ON MY WRITING SPACE I am well aware of how lucky I am to have a whole room in the house where I live, designated specifically for writing and related activities. I’ve written three books in this room, so far. There used to be a bit of floor space, but it has been eaten up significantly over the years by little piles of books, notebooks and assorted documents that each represent a project in progress or – as aforementioned – a project as yet unfulfilled. Then there’s an old kitchen table that I use as a desk with a smelly duvet underneath where the dogs snooze while I am working.
ON READING This year, I’ve started contributing an infrequent column to The Irish Times, reviewing translated fiction. It doesn’t entail a lot of writing, so much as a tremendous amount of reading, and already I have been awed by the quantity and variety of titles from all over the world that are being published every year without getting the attention they deserve. It had led me to discover some fascinating authors, such as Marie Darrieussecq, Ana Paula Maia, Agnes Lidbeck, Mieko Kawakami and Martina Hefter. But I still make time whenever I can to read my peers; this summer, I have loved Caitriona Lally’s hilarious, subversive memoir, Home Economics, as well as the stunningly poignant collection of personal essays by Oona Frawley, This Interim Time.

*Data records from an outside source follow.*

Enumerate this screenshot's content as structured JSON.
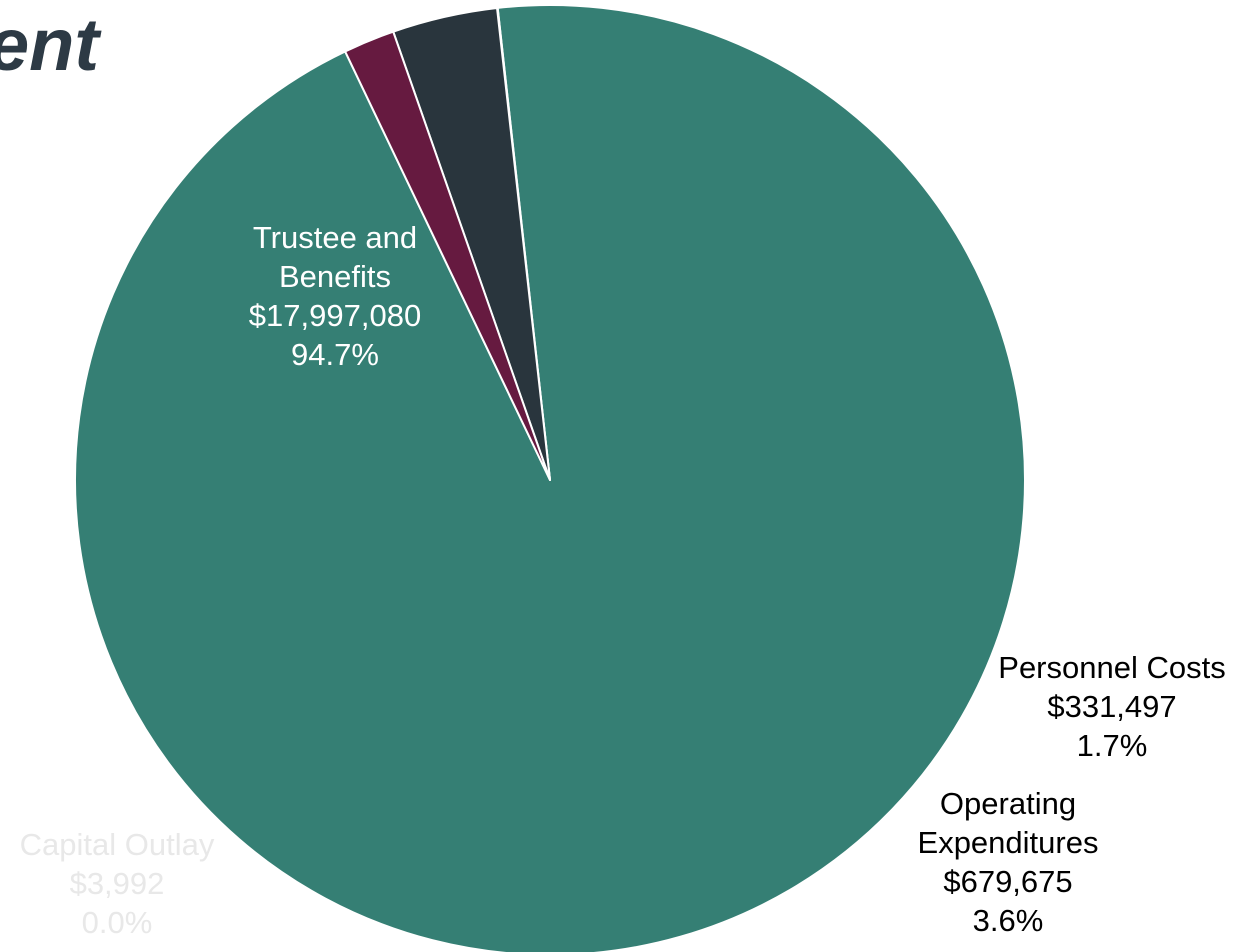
{
  "header": {
    "title_fragment": "ent"
  },
  "chart_data": {
    "type": "pie",
    "title": "",
    "start_angle_deg": 115.55,
    "direction": "counterclockwise",
    "slices": [
      {
        "name": "Trustee and Benefits",
        "label_lines": [
          "Trustee and",
          "Benefits"
        ],
        "value": 17997080,
        "value_label": "$17,997,080",
        "percent_label": "94.7%",
        "color": "#357f74",
        "label_color": "#ffffff"
      },
      {
        "name": "Capital Outlay",
        "label_lines": [
          "Capital Outlay"
        ],
        "value": 3992,
        "value_label": "$3,992",
        "percent_label": "0.0%",
        "color": "#d9dde0",
        "label_color": "#e8e8e8"
      },
      {
        "name": "Operating Expenditures",
        "label_lines": [
          "Operating",
          "Expenditures"
        ],
        "value": 679675,
        "value_label": "$679,675",
        "percent_label": "3.6%",
        "color": "#29353d",
        "label_color": "#000000"
      },
      {
        "name": "Personnel Costs",
        "label_lines": [
          "Personnel Costs"
        ],
        "value": 331497,
        "value_label": "$331,497",
        "percent_label": "1.7%",
        "color": "#661a40",
        "label_color": "#000000"
      }
    ]
  }
}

ON BOOKSHOPS My favourite bookshop is Worm Books in Schull. It’s tiny, but they always have a terrifically interesting selection, old and new, national and international. I must admit that I also listen to a lot of audiobooks, which always feel like a betrayal of physical books, but allows me to “re-read” or get through some extravagantly long, brilliant classics such as, most recently, The Singapore Grip by J. G. Farrell.